Was wohl passierte, wenn sie nach Hause kam und der dunkle Lord dort gemütlich auf einem Sofa saß und Tee trank? Würde sie sich ihm dann anschließen? Alles andere wäre vermutlich ihr Todesurteil. Nach meinen bisherigen Informationen über den Verrückten, kam als Antwort auf das Wort Nein eigentlich immer ein Avada Kedavra.
Aber vielleicht hatte er mit Adina etwas mehr Geduld. Die Wassernymphe war schließlich noch ein Teenager. Außerdem war es ein großes Risiko, sie umzubringen. Niemand wusste, was genau passierte, wenn es keine Nymphe mehr gab, die als Verbindung zwischen Poseidon und dem dunklen Lord diente, doch wahrscheinlich würde der Einfluss des Gottes einfach verschwinden. Auch wenn der dunkle Lord nicht mehr wie ein Mensch aussah, auf Wasser war er wohl noch wie alle anderen Lebewesen auch angewiesen. Daher standen die Chancen wohl ganz gut, dass er Adina nur in einen dunkles Verlies sperren würde, aus dem ich sie dann wieder befreien könnte.
Auf der anderen Seite konnte er auch die Schwachstelle der Wassernymphe ausnutzen. So wie eigentlich jeder Mensch war sie schließlich Beziehungen zu anderen eingegangen. Wie lange sie wohl Nein sagen würde, wenn die Alternative die Leiche von ihrem Bruder und ihren Eltern war?
Thema Bruder: Ob sich wohl Draco dem dunklen Lord anschließen würde? Zutrauen würde ich es ihm definitiv. Seine Meinung von Muggelstämmigen war um einiges schlechter als Adinas Meinung zu ihnen. Da selbst die Blondine nur eine sehr geringe Meinung hatte, hieß das schon einiges.
„Noch immer dicke Luft im Schlafsaal, Patricia?", fragte mich Ari in diesem Moment und drehte sich zu mir um. Mir wurde vorsichtig eine Hand auf die Schulter gelegt, während ich leise seufzte.

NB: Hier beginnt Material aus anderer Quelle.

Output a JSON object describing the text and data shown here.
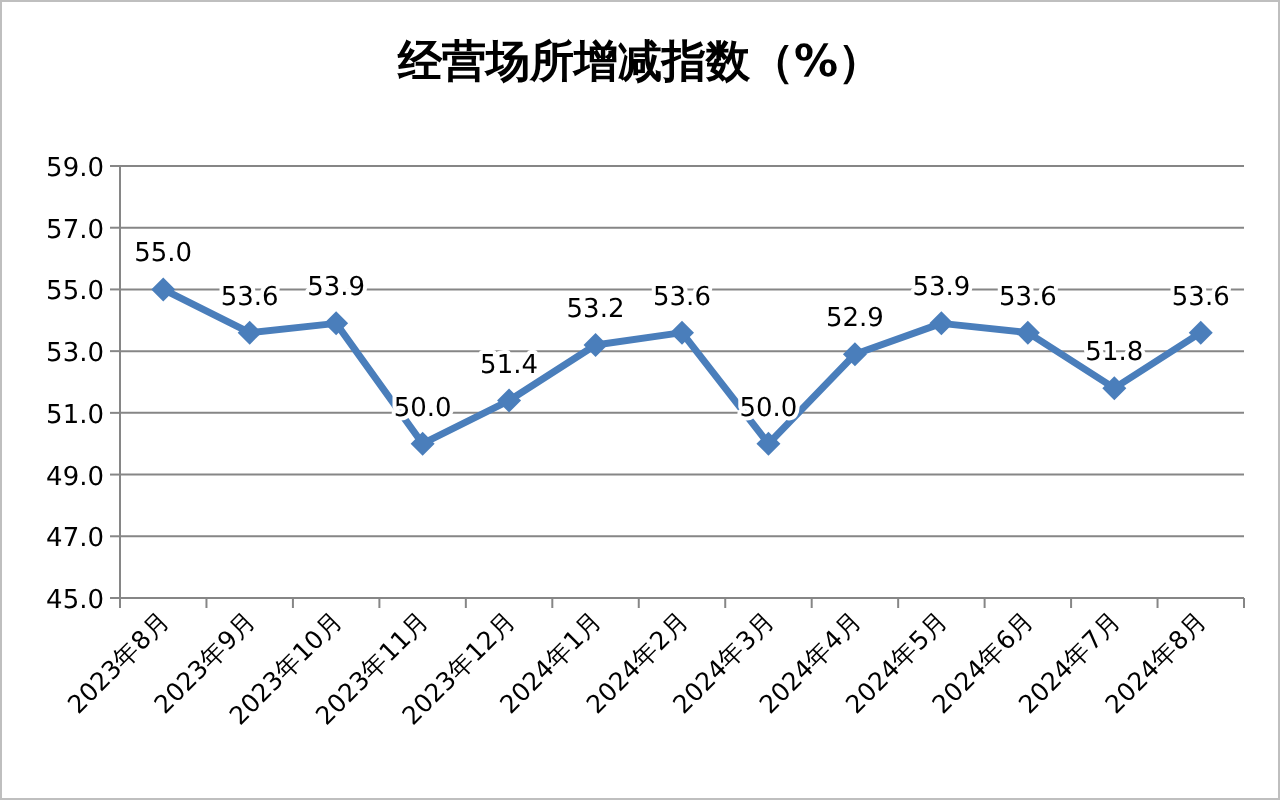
{
  "chart_data": {
    "type": "line",
    "title": "经营场所增减指数（%）",
    "categories": [
      "2023年8月",
      "2023年9月",
      "2023年10月",
      "2023年11月",
      "2023年12月",
      "2024年1月",
      "2024年2月",
      "2024年3月",
      "2024年4月",
      "2024年5月",
      "2024年6月",
      "2024年7月",
      "2024年8月"
    ],
    "series": [
      {
        "color": "#4a7ebb",
        "values": [
          55.0,
          53.6,
          53.9,
          50.0,
          51.4,
          53.2,
          53.6,
          50.0,
          52.9,
          53.9,
          53.6,
          51.8,
          53.6
        ],
        "value_labels": [
          "55.0",
          "53.6",
          "53.9",
          "50.0",
          "51.4",
          "53.2",
          "53.6",
          "50.0",
          "52.9",
          "53.9",
          "53.6",
          "51.8",
          "53.6"
        ]
      }
    ],
    "ylim": [
      45,
      59
    ],
    "yticks": [
      {
        "value": 45,
        "label": "45.0"
      },
      {
        "value": 47,
        "label": "47.0"
      },
      {
        "value": 49,
        "label": "49.0"
      },
      {
        "value": 51,
        "label": "51.0"
      },
      {
        "value": 53,
        "label": "53.0"
      },
      {
        "value": 55,
        "label": "55.0"
      },
      {
        "value": 57,
        "label": "57.0"
      },
      {
        "value": 59,
        "label": "59.0"
      }
    ],
    "grid": "y",
    "marker": "diamond"
  }
}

„Sie ist noch immer wütend und will nicht mit mir reden. Außerdem ist Jamie traurig. Er hat das Gefühl, sich zwischen Adina und mir entscheiden zu müssen. Was er vermutlich auch muss. So wie es aussieht, heißt es entweder Adina und der dunkle Lord oder mich. Obwohl momentan entscheidet er sich wohl für Seite drei. Er ist ständig mit Franklin unterwegs und geht uns aus dem Weg."
„Seine erste Beziehung zerbricht gerade. Er braucht nur etwas Zeit für sich, um sich wieder zu sortieren."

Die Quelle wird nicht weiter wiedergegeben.